Estaleiro onde dique afundou é conhecido pelas más condições de trabalho há anos

Denúncias contra a empresa Renave vão desde a falta de manutenção nos equipamentos até a assédio moral

Péssimas condições de trabalho, insalubridade, falta de manutenção, assédio moral e dinheiro como “cala a boca”. Essas são algumas das denúncias a respeito do trabalho realizado no estaleiro Renave, localizado no Barreto, na Zona Norte de Niterói. A morte de dois funcionários após o afundamento de um dique já era encarada como algo previsto para acontecer.

A reportagem conversou com exclusividade com um ex-funcionário que pediu para não ter o nome publicado. Ele realizou serviços para o Renave por oito meses, saindo no início de julho deste ano pelo fato do contrato intermitente de trabalho ter sido encerrado. Segundo o profissional, o estaleiro é “o pior lugar para se trabalhar do Rio de Janeiro”.

Citando uma série de acidentes, ele explica que a fatalidade era, literalmente, tragédia anunciada.

“As condições de trabalho no Renave eram as piores. Toda hora tinha um problema, andaime solto, trabalho sobreposto, tinha que fazer solda e cortar maçarico ao mesmo tempo, e uma série de outros problemas. A construção do dique era às escuras, literalmente. Não tinha nenhuma iluminação para quem trabalhava nessa obra. Tínhamos que ficar pegando as peças para a montagem e toda hora acontecia algo, como gente se trombando, batendo a cabeça em algum ferro, pegando o equipamento errado e fazendo a montagem tendo que adivinhar o encaixe”, denunciou o ex-funcionário, salientando que todos esses problemas vinham acontecendo em sequência.

Em uma página no Facebook, outros relatos afirmam que o estaleiro sempre teve problemas com relação à segurança dos trabalhadores.

O presidente do Sindicato dos Metalúrgicos de Niterói e Itaboraí, Edson Rocha afirmou que já existiam diversas denúncias contra o Estaleiro Renave, e salientou que outras empresas do ramo foram denunciadas por más condições de trabalho. Ele explicou quais serão as medidas tomadas pela entidade para investigar o acidente fatal.

“Já estamos em contato com a empresa para saber tudo o que aconteceu, além de já estarmos conversando com os familiares das vítimas. Colocamos todo o sindicato à disposição deles para ajudar em tudo o que for possível. Além disso, esperamos que o estaleiro colabore conosco sendo transparente, atendendo nossas reinvindicações na investigação dessa tragédia”, explicou Rocha.

O presidente do sindicato também explicou que a investigação não visa apenas saber em que condições aconteceu o acidente, mas quais são as atuais condiões de trabalho, como se encontra a manutenção dos equipamentos e saber se os equipamentos de proteção individual (EPIs) são usados e se encontram nas condições adequadas de acordo com as normais de segurança do trabalho do setor naval.

Problemas já eram antigos

Um outro item que ele denuncia é sobre uma situação onde um outro empregado sofreu um acidente durante o trabalho. De acordo com a denúncia, o acidentado ficou “de molho” em casa por 15 dias. Mas como também estava no mesmo regime de contrato intermitente, recebeu um valor como “cala a boca” para não denunciar a situação ao sindicato da categoria. Além disso, segundo a denúncia, a empresa cometia assédio moral com o intuito de impedir qualquer ação que poderia ser vista pelo estaleiro como prejudicial aos responsáveis.
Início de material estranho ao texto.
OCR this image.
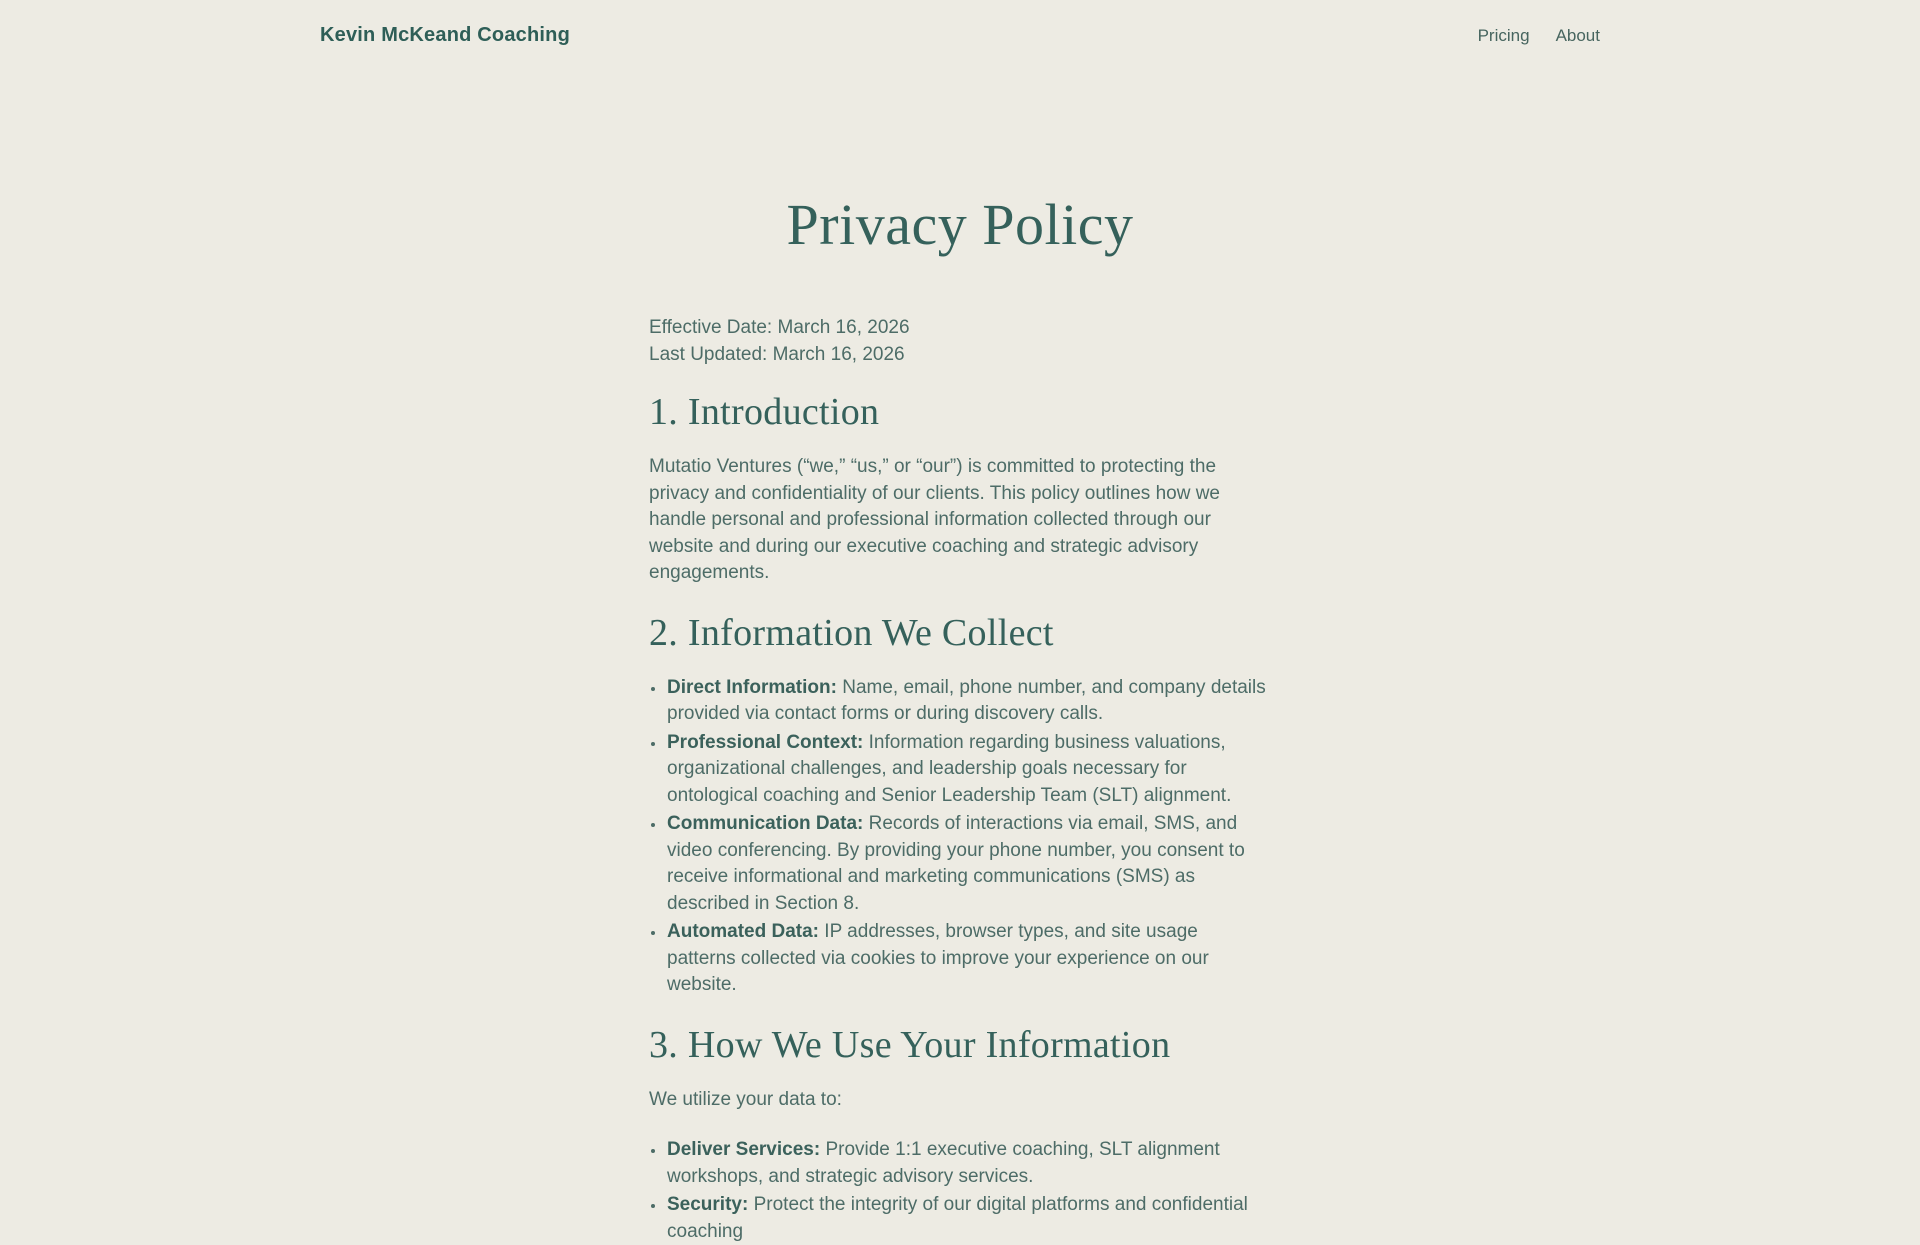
Kevin McKeand Coaching	Pricing About
Privacy Policy

Effective Date: March 16, 2026

Last Updated: March 16, 2026

1. Introduction

Mutatio Ventures (“we,” “us,” or “our”) is committed to protecting the privacy and confidentiality of our clients. This policy outlines how we handle personal and professional information collected through our website and during our executive coaching and strategic advisory engagements.

2. Information We Collect
• Direct Information: Name, email, phone number, and company details provided via contact forms or during discovery calls.
• Professional Context: Information regarding business valuations, organizational challenges, and leadership goals necessary for ontological coaching and Senior Leadership Team (SLT) alignment.
• Communication Data: Records of interactions via email, SMS, and video conferencing. By providing your phone number, you consent to receive informational and marketing communications (SMS) as described in Section 8.
• Automated Data: IP addresses, browser types, and site usage patterns collected via cookies to improve your experience on our website.
3. How We Use Your Information

We utilize your data to:

• Deliver Services: Provide 1:1 executive coaching, SLT alignment workshops, and strategic advisory services.
• Security: Protect the integrity of our digital platforms and confidential coaching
Em 2010, uma situação mais grave aconteceu. Em 3 de agosto, um navio com a bandeira das Bahamas “Auk Arrow” estava passando por consertos quando uma explosão aconteceu na embarcação. O acidente matou três operários e feriu outros cinco.
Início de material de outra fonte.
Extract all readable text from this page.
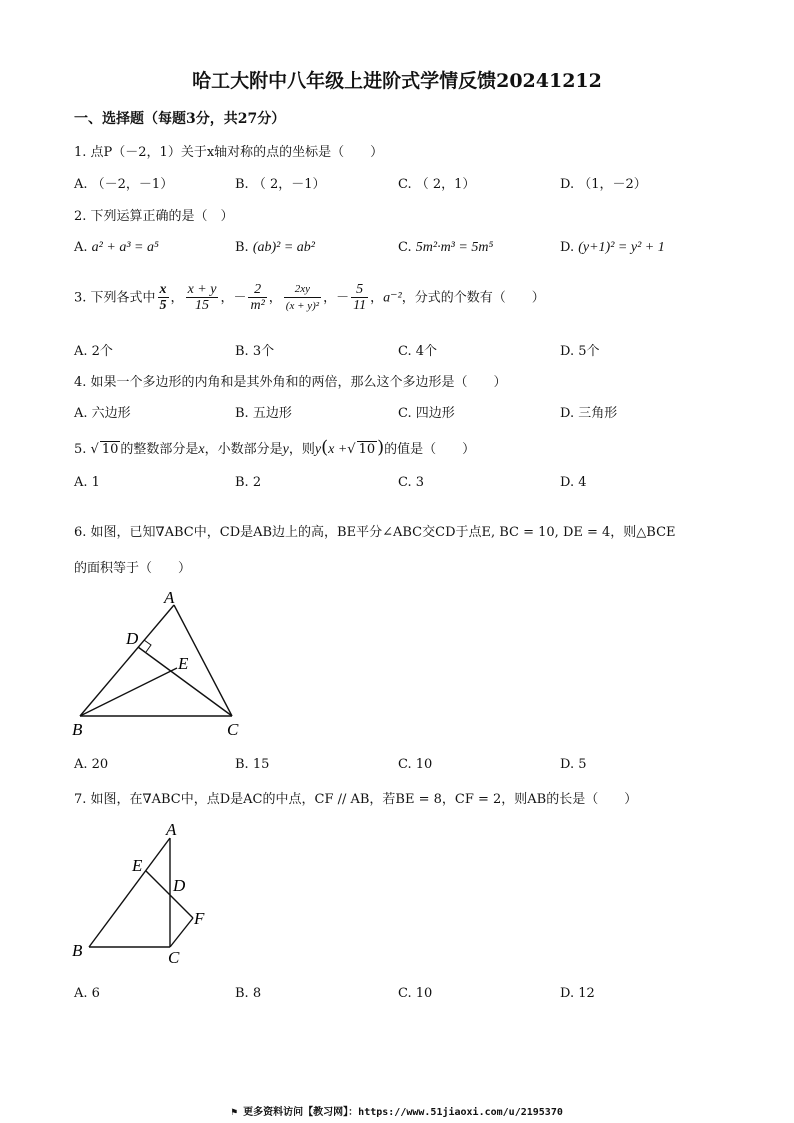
哈工大附中八年级上进阶式学情反馈20241212
一、选择题（每题3分，共27分）
1. 点P（－2，1）关于x轴对称的点的坐标是（　　）
A. （－2，－1）	B. （ 2，－1）	C. （ 2，1）	D. （1，－2）
2. 下列运算正确的是（　）
A. a² + a³ = a⁵	B. (ab)² = ab²	C. 5m²·m³ = 5m⁵	D. (y+1)² = y² + 1
3. 下列各式中 $\frac{x}{5}$ ， $\frac{x + y}{15}$ ，－ $\frac{2}{\text{m²}}$ ， $\frac{2xy}{\text{(x + y)²}}$ ，－ $\frac{5}{11}$ ，a⁻²，分式的个数有（　　）
A. 2个	B. 3个	C. 4个	D. 5个
4. 如果一个多边形的内角和是其外角和的两倍，那么这个多边形是（　　）
A. 六边形	B. 五边形	C. 四边形	D. 三角形
5. √ 10 的整数部分是x，小数部分是y，则y(x +√ 10 )的值是（　　）
A. 1	B. 2	C. 3	D. 4
6. 如图，已知∇ABC中，CD是AB边上的高，BE平分∠ABC交CD于点E, BC = 10, DE = 4，则△BCE
的面积等于（　　）
A
D
E
B	C
A. 20	B. 15	C. 10	D. 5
7. 如图，在∇ABC中，点D是AC的中点，CF // AB，若BE = 8，CF = 2，则AB的长是（　　）
A
E
D
F
B	C
A. 6	B. 8	C. 10	D. 12
⚑ 更多资料访问【教习网】：https://www.51jiaoxi.com/u/2195370
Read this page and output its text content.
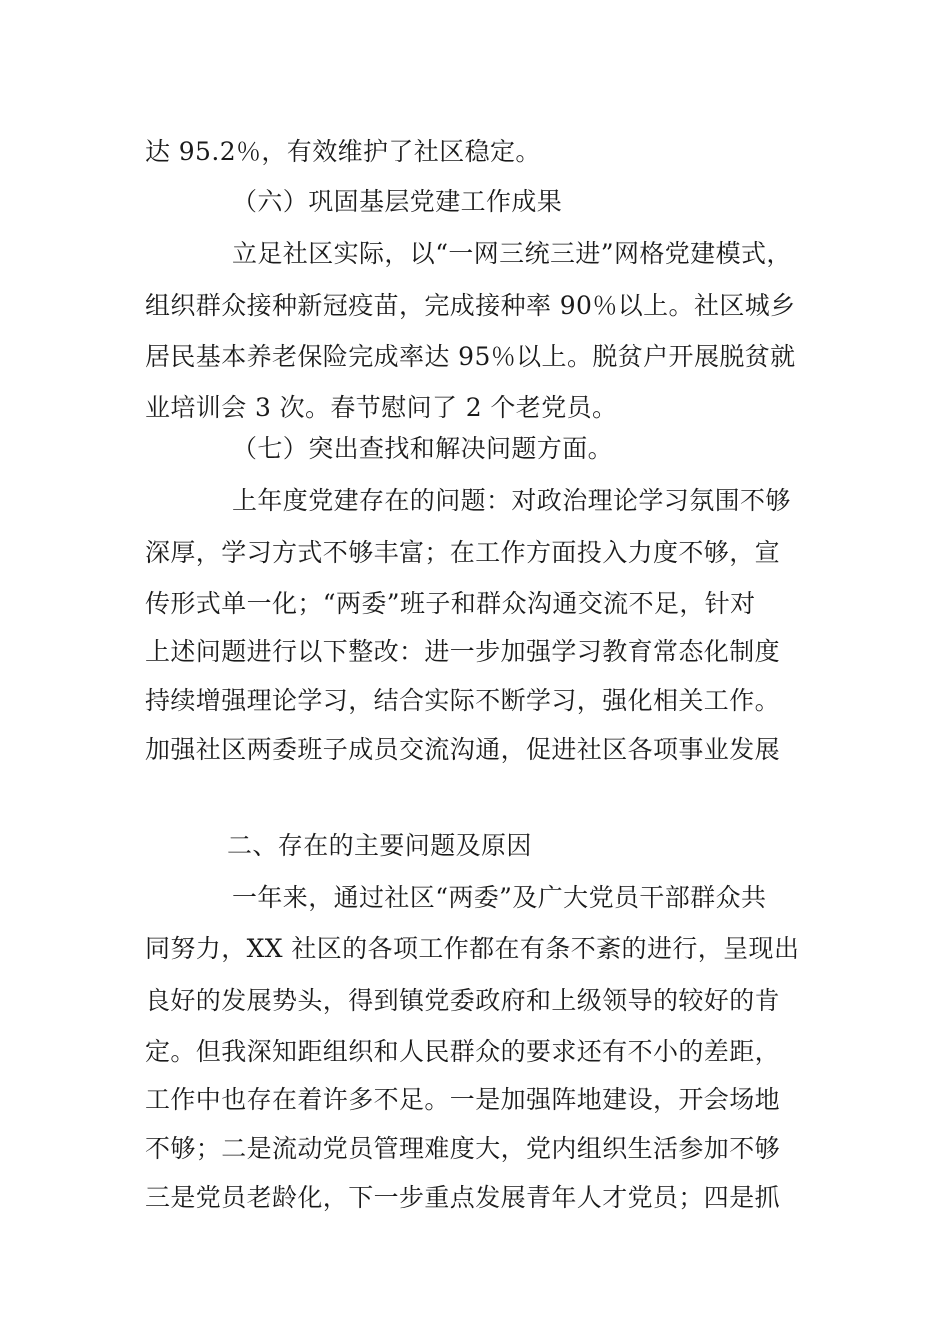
达 95.2％，有效维护了社区稳定。
（六）巩固基层党建工作成果
立足社区实际，以“一网三统三进”网格党建模式，
组织群众接种新冠疫苗，完成接种率 90％以上。社区城乡
居民基本养老保险完成率达 95％以上。脱贫户开展脱贫就
业培训会 3 次。春节慰问了 2 个老党员。
（七）突出查找和解决问题方面。
上年度党建存在的问题：对政治理论学习氛围不够
深厚，学习方式不够丰富；在工作方面投入力度不够，宣
传形式单一化；“两委”班子和群众沟通交流不足，针对
上述问题进行以下整改：进一步加强学习教育常态化制度
持续增强理论学习，结合实际不断学习，强化相关工作。
加强社区两委班子成员交流沟通，促进社区各项事业发展
二、存在的主要问题及原因
一年来，通过社区“两委”及广大党员干部群众共
同努力，XX 社区的各项工作都在有条不紊的进行，呈现出
良好的发展势头，得到镇党委政府和上级领导的较好的肯
定。但我深知距组织和人民群众的要求还有不小的差距，
工作中也存在着许多不足。一是加强阵地建设，开会场地
不够；二是流动党员管理难度大，党内组织生活参加不够
三是党员老龄化，下一步重点发展青年人才党员；四是抓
Mas o episódio não foi o primeiro do tipo a acontecer. Nos anos 90, uma explosão matou o funcionário Sebastião Carlos da Silva. O jornal A Tribuna conversou com a filha do operário, Valéria Lopes. Ela recorda que a situação deixou a vida dela um “caos”.

“Lembro que quando estava chegando em casa um vizinho me deu a notícia. O rosto do meu pai saiu até no Jornal Nacional. O que soubemos foi que teve uma explosão no navio em que ele trabalhava. Pelo que soube, meu pai se apavorou junto com outros e, ao invés de subir, acabou descendo pela embarcação. Alguns amigos de trabalho disseram que os pulmões dele explodiram por causa da fumaça estar muito forte. Minha vida virou um caos e até hoje, me faz muita falta”, desabafa Valéria, que acrescenta que a mãe até hoje não gosta de falar sobre a tragédia.

A reportagem entrou em contato com o estaleiro Renave para saber quais foram as causas do acidente e um posicionamento em relação às denúncias, mas a empresa não respondeu aos questionamentos.